We've talked about various things in other threads but it seems like it needs its own thread. This article pretty much explains a lot of the problems but I don't know if I agree with some of the solutions proposed at the end. Anyway:
Iowa Crops Look Like Food — But No One’s EatingQuote:
Iowa is all about maximizing yield, and has been this way as long as most can remember. Briefly, here’s why: Prices of Midwestern grain commodities tend to fall over time because we don’t need as much as we produce. Against all economic logic, the stratagem is to find uses for the surplus rather than cut back production to balance it with demand. (Imagine, for example, if 50 percent of Florida’s tomatoes were used to run cars because we produced more of them than we can eat.)
If you’re after bushels or pounds per acre, corn is the obvious choice. It yields more than almost anything. Demand is artificially high, thanks in part to ongoing subsidies that ensure that Midwestern farmers can hardly fail and the pork-barrel ethanol mandate. Corn production was undeterred by Trump’s threatened tariffs, which have made Mexico and China look elsewhere for corn and soybeans.
Nevertheless, when I asked a farmer about growing other crops, he said, “I tried oats once, but the yield wasn’t as good as corn and it didn’t pay as much per bushel, so why would I do that again?”
Logically (sort of), every farmer in Iowa behaves as an individual, believing that the way to beat low prices is to “compensate on volume.” Farmers put their farms and their lives on the line by plunging deep into debt for a century — advised by the government to focus on commodities and squeezed by declining prices and “free trade” in a global market, all while trying to maintain a family business that’s existed for generations. The more they produce, the more “inputs” — chemicals, seeds, equipment — they must buy. The more they produce, the lower prices go, and everyone in the system benefits except the farmer, who goes along with it, believing there is no other choice.
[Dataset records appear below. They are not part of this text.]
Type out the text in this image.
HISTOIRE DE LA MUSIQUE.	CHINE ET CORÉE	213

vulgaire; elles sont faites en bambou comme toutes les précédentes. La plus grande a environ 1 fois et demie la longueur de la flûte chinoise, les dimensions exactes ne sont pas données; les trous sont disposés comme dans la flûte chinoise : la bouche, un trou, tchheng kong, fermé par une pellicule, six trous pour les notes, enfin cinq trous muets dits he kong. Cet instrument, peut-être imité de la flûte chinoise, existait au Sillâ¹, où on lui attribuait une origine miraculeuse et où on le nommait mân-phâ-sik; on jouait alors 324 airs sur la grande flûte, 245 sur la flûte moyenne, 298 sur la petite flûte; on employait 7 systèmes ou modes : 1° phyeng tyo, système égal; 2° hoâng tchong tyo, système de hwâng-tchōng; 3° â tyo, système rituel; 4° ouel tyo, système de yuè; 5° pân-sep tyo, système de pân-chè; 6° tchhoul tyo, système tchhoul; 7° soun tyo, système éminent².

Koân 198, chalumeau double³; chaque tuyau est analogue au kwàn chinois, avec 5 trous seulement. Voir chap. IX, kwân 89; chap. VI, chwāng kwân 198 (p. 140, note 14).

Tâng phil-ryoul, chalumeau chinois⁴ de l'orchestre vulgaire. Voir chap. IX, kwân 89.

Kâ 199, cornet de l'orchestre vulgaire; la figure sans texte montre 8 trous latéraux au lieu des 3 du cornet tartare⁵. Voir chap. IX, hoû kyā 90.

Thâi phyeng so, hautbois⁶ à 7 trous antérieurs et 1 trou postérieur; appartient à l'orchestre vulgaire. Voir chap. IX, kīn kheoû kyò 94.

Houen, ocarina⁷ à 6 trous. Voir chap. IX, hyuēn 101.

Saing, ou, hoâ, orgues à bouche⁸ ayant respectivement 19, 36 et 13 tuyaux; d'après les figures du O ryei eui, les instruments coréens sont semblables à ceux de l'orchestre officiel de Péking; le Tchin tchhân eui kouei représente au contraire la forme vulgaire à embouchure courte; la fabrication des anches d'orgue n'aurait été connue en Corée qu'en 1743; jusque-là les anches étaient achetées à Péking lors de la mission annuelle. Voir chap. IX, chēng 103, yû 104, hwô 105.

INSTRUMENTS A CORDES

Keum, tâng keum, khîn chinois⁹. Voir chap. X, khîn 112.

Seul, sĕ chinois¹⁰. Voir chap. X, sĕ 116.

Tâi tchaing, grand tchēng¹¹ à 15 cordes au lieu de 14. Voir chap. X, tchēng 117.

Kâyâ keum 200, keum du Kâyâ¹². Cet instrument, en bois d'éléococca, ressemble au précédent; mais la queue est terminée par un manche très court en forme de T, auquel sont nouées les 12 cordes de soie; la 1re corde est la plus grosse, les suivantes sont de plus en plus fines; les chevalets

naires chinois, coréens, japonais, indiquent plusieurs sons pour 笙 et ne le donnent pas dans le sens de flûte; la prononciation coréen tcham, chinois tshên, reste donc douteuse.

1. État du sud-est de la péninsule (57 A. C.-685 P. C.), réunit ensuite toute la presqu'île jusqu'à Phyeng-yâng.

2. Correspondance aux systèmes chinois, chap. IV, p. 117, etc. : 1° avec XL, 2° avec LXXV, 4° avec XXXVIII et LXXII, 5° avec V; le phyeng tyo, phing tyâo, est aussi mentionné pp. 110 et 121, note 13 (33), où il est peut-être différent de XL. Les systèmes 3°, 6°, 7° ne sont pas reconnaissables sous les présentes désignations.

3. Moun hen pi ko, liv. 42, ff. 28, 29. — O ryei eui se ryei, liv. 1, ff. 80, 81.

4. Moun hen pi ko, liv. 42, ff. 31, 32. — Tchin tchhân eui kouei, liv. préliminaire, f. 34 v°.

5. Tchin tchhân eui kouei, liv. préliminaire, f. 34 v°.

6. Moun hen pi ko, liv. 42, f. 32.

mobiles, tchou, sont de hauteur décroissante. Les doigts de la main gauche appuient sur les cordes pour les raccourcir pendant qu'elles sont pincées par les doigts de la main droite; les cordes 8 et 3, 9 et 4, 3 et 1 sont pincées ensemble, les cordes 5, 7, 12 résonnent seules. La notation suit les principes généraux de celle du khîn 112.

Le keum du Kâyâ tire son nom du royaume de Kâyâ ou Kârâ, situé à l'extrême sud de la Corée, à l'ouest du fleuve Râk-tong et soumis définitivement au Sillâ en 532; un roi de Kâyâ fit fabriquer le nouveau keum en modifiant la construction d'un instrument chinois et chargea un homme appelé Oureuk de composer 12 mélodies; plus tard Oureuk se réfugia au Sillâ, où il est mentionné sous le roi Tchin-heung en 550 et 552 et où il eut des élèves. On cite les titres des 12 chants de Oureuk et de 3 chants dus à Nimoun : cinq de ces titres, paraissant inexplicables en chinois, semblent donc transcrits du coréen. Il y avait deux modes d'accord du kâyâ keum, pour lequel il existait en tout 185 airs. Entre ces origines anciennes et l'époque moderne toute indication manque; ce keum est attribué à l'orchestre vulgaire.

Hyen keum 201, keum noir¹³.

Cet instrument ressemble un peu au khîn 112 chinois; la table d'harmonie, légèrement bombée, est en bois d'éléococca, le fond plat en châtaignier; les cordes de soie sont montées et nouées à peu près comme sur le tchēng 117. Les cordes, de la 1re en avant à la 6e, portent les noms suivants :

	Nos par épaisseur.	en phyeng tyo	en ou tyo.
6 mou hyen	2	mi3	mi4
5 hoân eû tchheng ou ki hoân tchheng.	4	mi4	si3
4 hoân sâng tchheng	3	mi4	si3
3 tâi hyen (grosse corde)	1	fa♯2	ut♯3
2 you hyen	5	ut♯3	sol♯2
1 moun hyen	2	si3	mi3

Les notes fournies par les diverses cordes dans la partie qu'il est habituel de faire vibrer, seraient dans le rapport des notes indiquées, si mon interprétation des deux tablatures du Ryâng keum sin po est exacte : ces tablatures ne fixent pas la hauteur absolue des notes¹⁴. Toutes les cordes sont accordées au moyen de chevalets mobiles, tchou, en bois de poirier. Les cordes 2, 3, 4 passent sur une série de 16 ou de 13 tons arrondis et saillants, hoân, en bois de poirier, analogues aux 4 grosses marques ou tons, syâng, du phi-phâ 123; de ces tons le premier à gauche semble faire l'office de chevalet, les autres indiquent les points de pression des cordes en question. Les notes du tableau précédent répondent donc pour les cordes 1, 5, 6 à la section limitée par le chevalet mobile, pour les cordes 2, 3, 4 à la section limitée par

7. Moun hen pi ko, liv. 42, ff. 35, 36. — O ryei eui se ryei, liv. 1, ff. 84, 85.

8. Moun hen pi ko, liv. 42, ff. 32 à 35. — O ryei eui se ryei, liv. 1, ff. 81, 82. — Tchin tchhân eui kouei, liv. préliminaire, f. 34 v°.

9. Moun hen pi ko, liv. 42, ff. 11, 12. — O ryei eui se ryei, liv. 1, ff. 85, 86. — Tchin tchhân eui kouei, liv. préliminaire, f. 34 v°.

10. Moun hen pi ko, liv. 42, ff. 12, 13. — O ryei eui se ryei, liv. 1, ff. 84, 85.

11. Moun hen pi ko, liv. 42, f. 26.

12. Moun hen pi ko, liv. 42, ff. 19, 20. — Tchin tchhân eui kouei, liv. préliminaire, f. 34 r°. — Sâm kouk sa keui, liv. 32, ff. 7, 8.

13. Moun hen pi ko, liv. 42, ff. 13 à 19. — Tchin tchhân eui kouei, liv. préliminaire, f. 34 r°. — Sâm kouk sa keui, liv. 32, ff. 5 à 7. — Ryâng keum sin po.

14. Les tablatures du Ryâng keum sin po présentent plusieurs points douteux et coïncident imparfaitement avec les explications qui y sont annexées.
Blaming farmers is misdirected, akin to blaming the worker in an arms factory: Farming is hard, and harmful farming has been the way to make money in Iowa for a long time. I felt this despair as a visitor, so I can only imagine being a young person in Iowa, born into a dying, poisoned, exploitative setting, with few ways out. The highly romanticized past has fallen apart, as it did in coal country and the Rust Belt, and anywhere else where extraction has reached its limits. (Industrial farming, like mining, is extraction: The removal of something precious from the earth.) This despair is literally killing people.